The reactor walls are quite fragile, he notes: "If the walls are too rigid, they can crack under the slightest pressure from inside so they have to be breakable because if the pressure is kept inside... it can damage the equipment inside so it needs to be allowed to escape. It's designed to give during a crisis, if not it could be worse – that might be shocking to others, but to us it's common sense." Worker B, a technician in his late 30s who was also on site at the time of the earthquake, recalls: "It felt like the earthquake hit in two waves, the first impact was so intense you could see the building shaking, the pipes buckling, and within minutes I saw pipes bursting.
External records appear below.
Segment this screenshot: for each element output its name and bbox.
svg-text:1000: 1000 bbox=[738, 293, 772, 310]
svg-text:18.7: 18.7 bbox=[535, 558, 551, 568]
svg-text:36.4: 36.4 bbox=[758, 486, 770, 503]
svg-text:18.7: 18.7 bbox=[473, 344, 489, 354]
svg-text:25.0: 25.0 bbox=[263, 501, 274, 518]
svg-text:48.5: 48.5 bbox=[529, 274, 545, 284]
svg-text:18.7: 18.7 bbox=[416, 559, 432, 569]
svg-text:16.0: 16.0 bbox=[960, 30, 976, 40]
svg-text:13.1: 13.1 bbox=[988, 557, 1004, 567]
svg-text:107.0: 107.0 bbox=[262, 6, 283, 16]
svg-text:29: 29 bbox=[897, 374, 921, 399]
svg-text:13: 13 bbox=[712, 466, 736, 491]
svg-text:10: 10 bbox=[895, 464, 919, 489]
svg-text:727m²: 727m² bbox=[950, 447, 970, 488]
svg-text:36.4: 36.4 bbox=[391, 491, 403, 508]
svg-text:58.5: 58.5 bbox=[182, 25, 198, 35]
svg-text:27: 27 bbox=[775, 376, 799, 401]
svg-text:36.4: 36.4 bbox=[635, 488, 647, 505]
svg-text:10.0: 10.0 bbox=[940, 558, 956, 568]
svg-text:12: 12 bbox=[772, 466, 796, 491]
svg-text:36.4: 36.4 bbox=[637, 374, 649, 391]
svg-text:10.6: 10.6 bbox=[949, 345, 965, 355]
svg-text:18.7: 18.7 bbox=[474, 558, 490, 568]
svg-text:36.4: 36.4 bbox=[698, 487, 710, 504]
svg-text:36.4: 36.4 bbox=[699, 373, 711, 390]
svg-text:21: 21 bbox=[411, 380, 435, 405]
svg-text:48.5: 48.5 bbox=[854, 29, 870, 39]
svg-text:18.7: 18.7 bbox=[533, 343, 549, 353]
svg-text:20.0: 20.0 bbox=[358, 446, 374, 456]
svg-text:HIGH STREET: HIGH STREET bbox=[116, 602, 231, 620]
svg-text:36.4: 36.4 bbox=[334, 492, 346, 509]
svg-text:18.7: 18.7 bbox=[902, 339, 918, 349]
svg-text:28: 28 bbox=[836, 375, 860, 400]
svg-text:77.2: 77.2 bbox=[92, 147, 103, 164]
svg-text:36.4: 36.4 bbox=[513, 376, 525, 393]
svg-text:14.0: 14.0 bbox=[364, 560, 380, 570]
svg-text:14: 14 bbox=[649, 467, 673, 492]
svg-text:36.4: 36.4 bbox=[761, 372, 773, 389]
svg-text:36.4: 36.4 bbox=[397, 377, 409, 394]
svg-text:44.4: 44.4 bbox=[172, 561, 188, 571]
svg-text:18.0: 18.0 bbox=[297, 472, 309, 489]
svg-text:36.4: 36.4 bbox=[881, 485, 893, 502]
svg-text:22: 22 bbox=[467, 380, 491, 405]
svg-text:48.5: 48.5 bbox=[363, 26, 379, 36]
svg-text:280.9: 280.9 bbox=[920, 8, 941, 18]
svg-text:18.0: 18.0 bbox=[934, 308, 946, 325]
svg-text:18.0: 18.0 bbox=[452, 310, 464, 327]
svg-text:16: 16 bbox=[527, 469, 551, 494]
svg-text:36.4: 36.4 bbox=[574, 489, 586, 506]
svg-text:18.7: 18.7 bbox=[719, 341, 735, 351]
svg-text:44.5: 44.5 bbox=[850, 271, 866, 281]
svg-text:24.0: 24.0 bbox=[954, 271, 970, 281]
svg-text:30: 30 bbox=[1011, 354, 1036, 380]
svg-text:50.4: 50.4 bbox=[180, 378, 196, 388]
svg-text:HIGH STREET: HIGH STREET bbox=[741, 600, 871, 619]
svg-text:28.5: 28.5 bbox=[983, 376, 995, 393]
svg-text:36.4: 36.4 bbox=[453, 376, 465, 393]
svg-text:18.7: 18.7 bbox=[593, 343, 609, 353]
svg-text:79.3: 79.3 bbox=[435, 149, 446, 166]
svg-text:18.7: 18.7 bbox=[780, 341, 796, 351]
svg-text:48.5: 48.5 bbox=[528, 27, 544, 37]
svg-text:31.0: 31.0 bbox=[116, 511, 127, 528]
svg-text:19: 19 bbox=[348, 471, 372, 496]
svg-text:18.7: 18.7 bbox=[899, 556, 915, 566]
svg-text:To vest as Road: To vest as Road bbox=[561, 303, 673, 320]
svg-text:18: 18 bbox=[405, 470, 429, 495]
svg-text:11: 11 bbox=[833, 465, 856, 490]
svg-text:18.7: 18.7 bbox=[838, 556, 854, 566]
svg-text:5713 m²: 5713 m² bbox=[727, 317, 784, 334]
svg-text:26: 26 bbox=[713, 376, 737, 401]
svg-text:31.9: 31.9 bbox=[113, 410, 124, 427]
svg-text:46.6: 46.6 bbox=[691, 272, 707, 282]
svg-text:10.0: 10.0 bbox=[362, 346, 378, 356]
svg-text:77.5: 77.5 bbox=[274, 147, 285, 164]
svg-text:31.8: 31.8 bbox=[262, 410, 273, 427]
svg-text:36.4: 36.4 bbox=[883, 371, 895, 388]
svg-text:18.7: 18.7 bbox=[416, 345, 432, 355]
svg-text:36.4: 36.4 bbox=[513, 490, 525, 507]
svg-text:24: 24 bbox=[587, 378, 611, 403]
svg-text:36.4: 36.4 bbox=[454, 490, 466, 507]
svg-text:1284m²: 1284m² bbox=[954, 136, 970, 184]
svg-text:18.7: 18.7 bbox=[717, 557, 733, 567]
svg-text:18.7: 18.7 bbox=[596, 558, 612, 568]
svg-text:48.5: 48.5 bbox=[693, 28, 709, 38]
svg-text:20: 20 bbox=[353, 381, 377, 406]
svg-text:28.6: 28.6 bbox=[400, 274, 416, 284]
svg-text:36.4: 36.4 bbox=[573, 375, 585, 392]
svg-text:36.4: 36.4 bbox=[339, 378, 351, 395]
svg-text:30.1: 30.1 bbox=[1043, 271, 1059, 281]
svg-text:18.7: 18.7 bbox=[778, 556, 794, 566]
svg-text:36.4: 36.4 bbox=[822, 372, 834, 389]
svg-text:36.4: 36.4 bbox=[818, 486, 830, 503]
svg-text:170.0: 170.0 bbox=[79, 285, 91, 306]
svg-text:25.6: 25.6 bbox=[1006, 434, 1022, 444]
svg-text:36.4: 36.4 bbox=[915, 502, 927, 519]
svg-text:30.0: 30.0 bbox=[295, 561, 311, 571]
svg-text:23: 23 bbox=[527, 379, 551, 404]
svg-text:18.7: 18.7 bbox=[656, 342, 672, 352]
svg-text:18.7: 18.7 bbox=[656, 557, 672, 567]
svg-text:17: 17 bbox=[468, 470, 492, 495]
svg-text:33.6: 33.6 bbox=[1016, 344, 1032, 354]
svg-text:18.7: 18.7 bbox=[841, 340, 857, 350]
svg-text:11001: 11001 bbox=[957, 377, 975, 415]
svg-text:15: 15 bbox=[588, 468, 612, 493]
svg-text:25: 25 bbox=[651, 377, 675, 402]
Some fell off the wall...

"Someone yelled that we all needed to evacuate. But I was severely alarmed because as I was leaving I was told and I could see that several pipes had cracked open, including what I believe were cold water supply pipes. That would mean that coolant couldn't get to the reactor core. If you can't sufficiently get the coolant to the core, it melts down. You don't have to have to be a nuclear scientist to figure that out." As he was heading to his car, he could see that the walls of the reactor one building had started to collapse. "There were holes in them. In the first few minutes, no one was thinking about a tsunami. We were thinking about survival."

The suspicion that the earthquake caused severe damage to the reactors is strengthened by reports that radiation leaked from the plant minutes later. The Bloomberg news agency has reported that a radiation alarm went off about a mile from the plant at 3.29pm, before the tsunami hit.

<snip>

cojoel

(958 posts)
7. A nuclear power system built by the lowest bidder?
Tue Jul 3, 2012, 03:28 PM
Jul 2012

Back in the 1970s my father was a physicist at McDonnell Douglas specializing in vacuum-related work (as part of the space program). At one point his team bid on a subcontract to a contractor building a nuclear reactor in Missouri. The proposed approach was to create a vacuum in the container and use vacuum measuring equipment to detect the most minute leaks. Of course, the winning bid was from a contractor who would instead use modest pressure and visually inspect for bubbles in soapy water to detect leaks.

AtheistCrusader

(33,982 posts)
9. Fukushima Dai-ichi reactors 1-3 were doomed before the wave even hit.
Wed Jul 4, 2012, 01:19 AM
Jul 2012

The coolant systems broke with the force of the quake. All three experienced ground accelerations in excess of the design thresholds.